The 20th Anniversary Edition of the bestselling classic with a new foreword by Wade Davis.
"Tim’s journeys took him not only to Asia, but into an inner world of spirit and faith. He has lived on the streets of India, pursued the Dharma in Himalayan monasteries, and joined the community of monks at Wat Pah Nanachat in the jungles of Thailand – a commitment detailed with such humour, honesty and grace in What the Buddha Never Taught".
– Wade Davis, author of The Wayfinders, from the new foreword.
There is a place in the jungles of northeastern Thailand where Westerners can live according to the monastic rules laid down over 2,500 years ago by the Buddha. Author and journalist Tim Ward sought enlightenment and spent a season in this unique Buddhist monastery-one of the strictest in Southeast Asia. His affectionate "behind the robes" book about the rigors and foibles of monastic life at Wat Pah Nanchat has become a modern Buddhist classic.
How does a monk handle coming face to face with a cobra coiled behind a toilet door? Can Mr. Chicago - a former real estate tycoon - really find liberation in a 10" X 10" wooden hut? How does a would-be-monk manage to meditate with the incessant clouds of mosquitoes hovering overhead, when the precepts prohibit killing all sentient beings? And how do Tim and the others react when Thai villagers put a Mars Bar in their begging bowls?
By turns humorous, iconoclastic and inspiring, What the Buddha Never Taught was a best seller in Canada, a Book of the month selection in the US, and has been translated into five languages, and used as a university text for classes in Asian and Religious studies.

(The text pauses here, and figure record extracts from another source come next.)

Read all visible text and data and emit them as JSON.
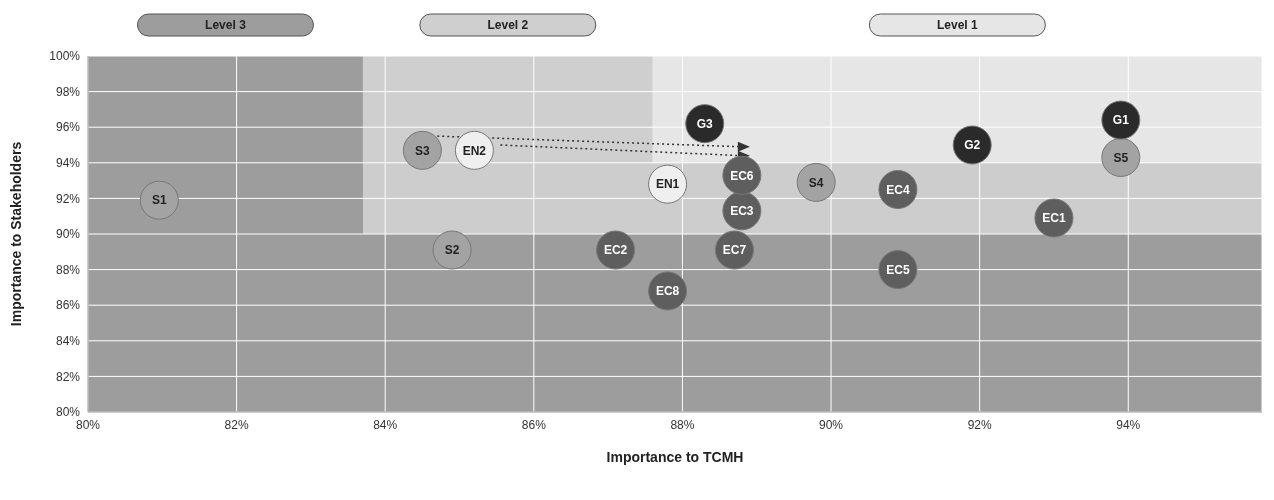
{
  "chart_data": {
    "type": "scatter",
    "xlabel": "Importance to TCMH",
    "ylabel": "Importance to Stakeholders",
    "xlim": [
      80,
      95.8
    ],
    "ylim": [
      80,
      100
    ],
    "xticks": [
      {
        "value": 80,
        "label": "80%"
      },
      {
        "value": 82,
        "label": "82%"
      },
      {
        "value": 84,
        "label": "84%"
      },
      {
        "value": 86,
        "label": "86%"
      },
      {
        "value": 88,
        "label": "88%"
      },
      {
        "value": 90,
        "label": "90%"
      },
      {
        "value": 92,
        "label": "92%"
      },
      {
        "value": 94,
        "label": "94%"
      }
    ],
    "yticks": [
      {
        "value": 80,
        "label": "80%"
      },
      {
        "value": 82,
        "label": "82%"
      },
      {
        "value": 84,
        "label": "84%"
      },
      {
        "value": 86,
        "label": "86%"
      },
      {
        "value": 88,
        "label": "88%"
      },
      {
        "value": 90,
        "label": "90%"
      },
      {
        "value": 92,
        "label": "92%"
      },
      {
        "value": 94,
        "label": "94%"
      },
      {
        "value": 96,
        "label": "96%"
      },
      {
        "value": 98,
        "label": "98%"
      },
      {
        "value": 100,
        "label": "100%"
      }
    ],
    "grid": true,
    "legend": false,
    "marker": "circle",
    "bands": [
      {
        "axis": "x",
        "from": 87.6,
        "to": 95.8,
        "label": "Level 1",
        "color": "#e6e6e6"
      },
      {
        "axis": "x",
        "from": 83.7,
        "to": 87.6,
        "label": "Level 2",
        "color": "#cfcfcf"
      },
      {
        "axis": "y",
        "from": 90,
        "to": 94,
        "color": "#cdcdcd"
      },
      {
        "axis": "y",
        "from": 80,
        "to": 90,
        "color": "#9d9d9d"
      },
      {
        "axis": "x",
        "from": 80,
        "to": 83.7,
        "label": "Level 3",
        "color": "#9d9d9d"
      }
    ],
    "series": [
      {
        "type": "line",
        "line_style": "dotted",
        "marker": "triangle",
        "color": "#333333",
        "x": [
          84.7,
          88.8
        ],
        "values": [
          95.5,
          94.9
        ]
      },
      {
        "type": "line",
        "line_style": "dotted",
        "marker": "triangle",
        "color": "#333333",
        "x": [
          85.55,
          88.8
        ],
        "values": [
          95.0,
          94.4
        ]
      },
      {
        "name": "S1",
        "color": "#a3a3a3",
        "x": [
          80.96
        ],
        "values": [
          91.9
        ]
      },
      {
        "name": "S2",
        "color": "#a3a3a3",
        "x": [
          84.9
        ],
        "values": [
          89.1
        ]
      },
      {
        "name": "S3",
        "color": "#a3a3a3",
        "x": [
          84.5
        ],
        "values": [
          94.7
        ]
      },
      {
        "name": "S4",
        "color": "#a3a3a3",
        "x": [
          89.8
        ],
        "values": [
          92.9
        ]
      },
      {
        "name": "S5",
        "color": "#a3a3a3",
        "x": [
          93.9
        ],
        "values": [
          94.3
        ]
      },
      {
        "name": "EN1",
        "color": "#efefef",
        "x": [
          87.8
        ],
        "values": [
          92.8
        ]
      },
      {
        "name": "EN2",
        "color": "#efefef",
        "x": [
          85.2
        ],
        "values": [
          94.7
        ]
      },
      {
        "name": "EC1",
        "color": "#5e5e5e",
        "x": [
          93.0
        ],
        "values": [
          90.9
        ]
      },
      {
        "name": "EC2",
        "color": "#5e5e5e",
        "x": [
          87.1
        ],
        "values": [
          89.1
        ]
      },
      {
        "name": "EC3",
        "color": "#5e5e5e",
        "x": [
          88.8
        ],
        "values": [
          91.3
        ]
      },
      {
        "name": "EC4",
        "color": "#5e5e5e",
        "x": [
          90.9
        ],
        "values": [
          92.5
        ]
      },
      {
        "name": "EC5",
        "color": "#5e5e5e",
        "x": [
          90.9
        ],
        "values": [
          88.0
        ]
      },
      {
        "name": "EC6",
        "color": "#5e5e5e",
        "x": [
          88.8
        ],
        "values": [
          93.3
        ]
      },
      {
        "name": "EC7",
        "color": "#5e5e5e",
        "x": [
          88.7
        ],
        "values": [
          89.1
        ]
      },
      {
        "name": "EC8",
        "color": "#5e5e5e",
        "x": [
          87.8
        ],
        "values": [
          86.8
        ]
      },
      {
        "name": "G1",
        "color": "#2a2a2a",
        "x": [
          93.9
        ],
        "values": [
          96.4
        ]
      },
      {
        "name": "G2",
        "color": "#2a2a2a",
        "x": [
          91.9
        ],
        "values": [
          95.0
        ]
      },
      {
        "name": "G3",
        "color": "#2a2a2a",
        "x": [
          88.3
        ],
        "values": [
          96.2
        ]
      }
    ]
  }
}
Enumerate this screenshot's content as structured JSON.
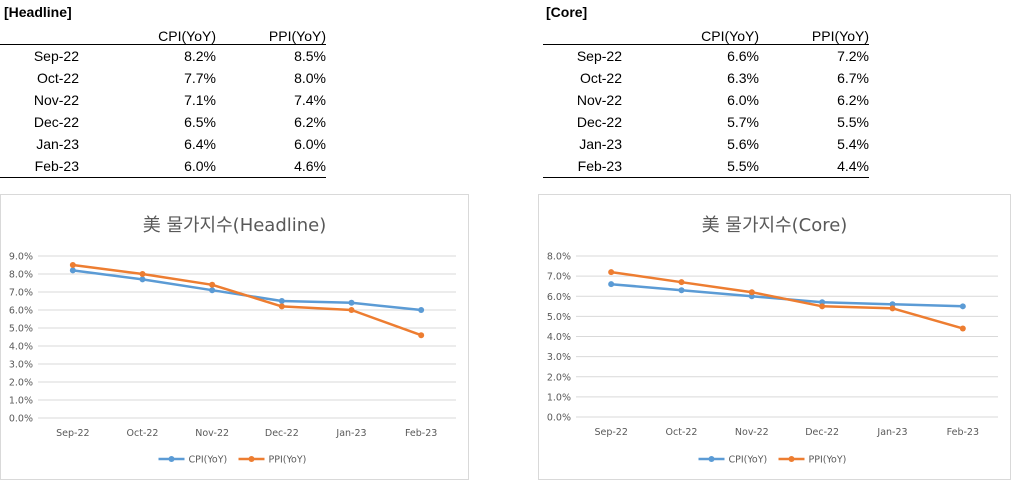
{
  "tables": [
    {
      "title": "[Headline]",
      "col_cpi": "CPI(YoY)",
      "col_ppi": "PPI(YoY)",
      "rows": [
        {
          "date": "Sep-22",
          "cpi": "8.2%",
          "ppi": "8.5%"
        },
        {
          "date": "Oct-22",
          "cpi": "7.7%",
          "ppi": "8.0%"
        },
        {
          "date": "Nov-22",
          "cpi": "7.1%",
          "ppi": "7.4%"
        },
        {
          "date": "Dec-22",
          "cpi": "6.5%",
          "ppi": "6.2%"
        },
        {
          "date": "Jan-23",
          "cpi": "6.4%",
          "ppi": "6.0%"
        },
        {
          "date": "Feb-23",
          "cpi": "6.0%",
          "ppi": "4.6%"
        }
      ]
    },
    {
      "title": "[Core]",
      "col_cpi": "CPI(YoY)",
      "col_ppi": "PPI(YoY)",
      "rows": [
        {
          "date": "Sep-22",
          "cpi": "6.6%",
          "ppi": "7.2%"
        },
        {
          "date": "Oct-22",
          "cpi": "6.3%",
          "ppi": "6.7%"
        },
        {
          "date": "Nov-22",
          "cpi": "6.0%",
          "ppi": "6.2%"
        },
        {
          "date": "Dec-22",
          "cpi": "5.7%",
          "ppi": "5.5%"
        },
        {
          "date": "Jan-23",
          "cpi": "5.6%",
          "ppi": "5.4%"
        },
        {
          "date": "Feb-23",
          "cpi": "5.5%",
          "ppi": "4.4%"
        }
      ]
    }
  ],
  "chart_data": [
    {
      "type": "line",
      "title": "美 물가지수(Headline)",
      "categories": [
        "Sep-22",
        "Oct-22",
        "Nov-22",
        "Dec-22",
        "Jan-23",
        "Feb-23"
      ],
      "series": [
        {
          "name": "CPI(YoY)",
          "color": "#5b9bd5",
          "values": [
            8.2,
            7.7,
            7.1,
            6.5,
            6.4,
            6.0
          ]
        },
        {
          "name": "PPI(YoY)",
          "color": "#ed7d31",
          "values": [
            8.5,
            8.0,
            7.4,
            6.2,
            6.0,
            4.6
          ]
        }
      ],
      "ylim": [
        0,
        9
      ],
      "ystep": 1,
      "ytick_format": "percent_1dp",
      "grid": true,
      "legend": "bottom"
    },
    {
      "type": "line",
      "title": "美 물가지수(Core)",
      "categories": [
        "Sep-22",
        "Oct-22",
        "Nov-22",
        "Dec-22",
        "Jan-23",
        "Feb-23"
      ],
      "series": [
        {
          "name": "CPI(YoY)",
          "color": "#5b9bd5",
          "values": [
            6.6,
            6.3,
            6.0,
            5.7,
            5.6,
            5.5
          ]
        },
        {
          "name": "PPI(YoY)",
          "color": "#ed7d31",
          "values": [
            7.2,
            6.7,
            6.2,
            5.5,
            5.4,
            4.4
          ]
        }
      ],
      "ylim": [
        0,
        8
      ],
      "ystep": 1,
      "ytick_format": "percent_1dp",
      "grid": true,
      "legend": "bottom"
    }
  ]
}
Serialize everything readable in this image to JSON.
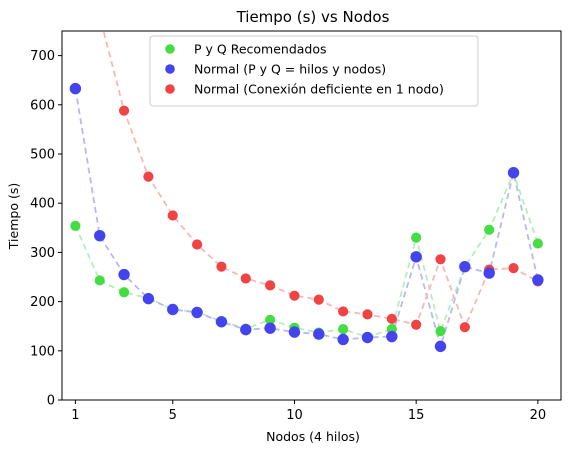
{
  "chart_data": {
    "type": "line",
    "title": "Tiempo (s) vs Nodos",
    "xlabel": "Nodos (4 hilos)",
    "ylabel": "Tiempo (s)",
    "xlim": [
      0.45,
      20.95
    ],
    "ylim": [
      0,
      750
    ],
    "xticks": [
      1,
      5,
      10,
      15,
      20
    ],
    "yticks": [
      0,
      100,
      200,
      300,
      400,
      500,
      600,
      700
    ],
    "grid": false,
    "legend_position": "upper-center",
    "series": [
      {
        "name": "P y Q Recomendados",
        "color": "#44dd44",
        "line_color": "#b6efb6",
        "marker_edge": "#44dd44",
        "x": [
          1,
          2,
          3,
          4,
          5,
          6,
          7,
          8,
          9,
          10,
          11,
          12,
          13,
          14,
          15,
          16,
          17,
          18,
          19,
          20
        ],
        "y": [
          354,
          243,
          219,
          207,
          184,
          179,
          160,
          145,
          163,
          147,
          137,
          144,
          128,
          144,
          330,
          140,
          271,
          346,
          461,
          318
        ]
      },
      {
        "name": "Normal (P y Q = hilos y nodos)",
        "color": "#4444ee",
        "line_color": "#b8b8f5",
        "marker_edge": "#4444ee",
        "x": [
          1,
          2,
          3,
          4,
          5,
          6,
          7,
          8,
          9,
          10,
          11,
          12,
          13,
          14,
          15,
          16,
          17,
          18,
          19,
          20
        ],
        "y": [
          633,
          334,
          255,
          206,
          184,
          178,
          159,
          143,
          146,
          138,
          134,
          123,
          127,
          129,
          291,
          109,
          271,
          258,
          462,
          244
        ]
      },
      {
        "name": "Normal (Conexión deficiente en 1 nodo)",
        "color": "#f04444",
        "line_color": "#f8b8b8",
        "marker_edge": "#f04444",
        "x": [
          1,
          2,
          3,
          4,
          5,
          6,
          7,
          8,
          9,
          10,
          11,
          12,
          13,
          14,
          15,
          16,
          17,
          18,
          19,
          20
        ],
        "y": [
          null,
          null,
          588,
          454,
          375,
          316,
          271,
          247,
          233,
          212,
          204,
          180,
          174,
          165,
          153,
          286,
          148,
          265,
          268,
          241
        ],
        "line_extension_y": [
          1150,
          780
        ]
      }
    ]
  }
}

According to Ward's delightful account of a stay in a Buddhist monastery in Thailand, there are many things that the Buddha never taught. One is the extreme rigor of the Pah Nanachat monastery, involving rising at 3 a.m. for chanting, walking on gravel roads in bare feet and eating only one meal a day. Another, Ward concludes, is that all this self-denial and sacrifice is ultimately hollow. The final lesson is the redemptive power of laughter. Ward, a Canadian journalist, traveled around Asia for six years, eventually winding up at Pah Nanachat, which was built to spread Theravada Buddhism to farangs (or non-Thais). Among the motley crew the author finds at the monastery are an ex-gospel singer from England, a former accountant from China and a former real estate millionaire from Chicago. The head monk is an Australian who used to play jazz guitar in his last life. The book is Ward's affectionate, and often very humorous, account of his sojourn in this place of meditation and renunciation. The volume could have been improved by some sharp editing, but its little redundancies and repetitions help capture the often monotonous life of the monk.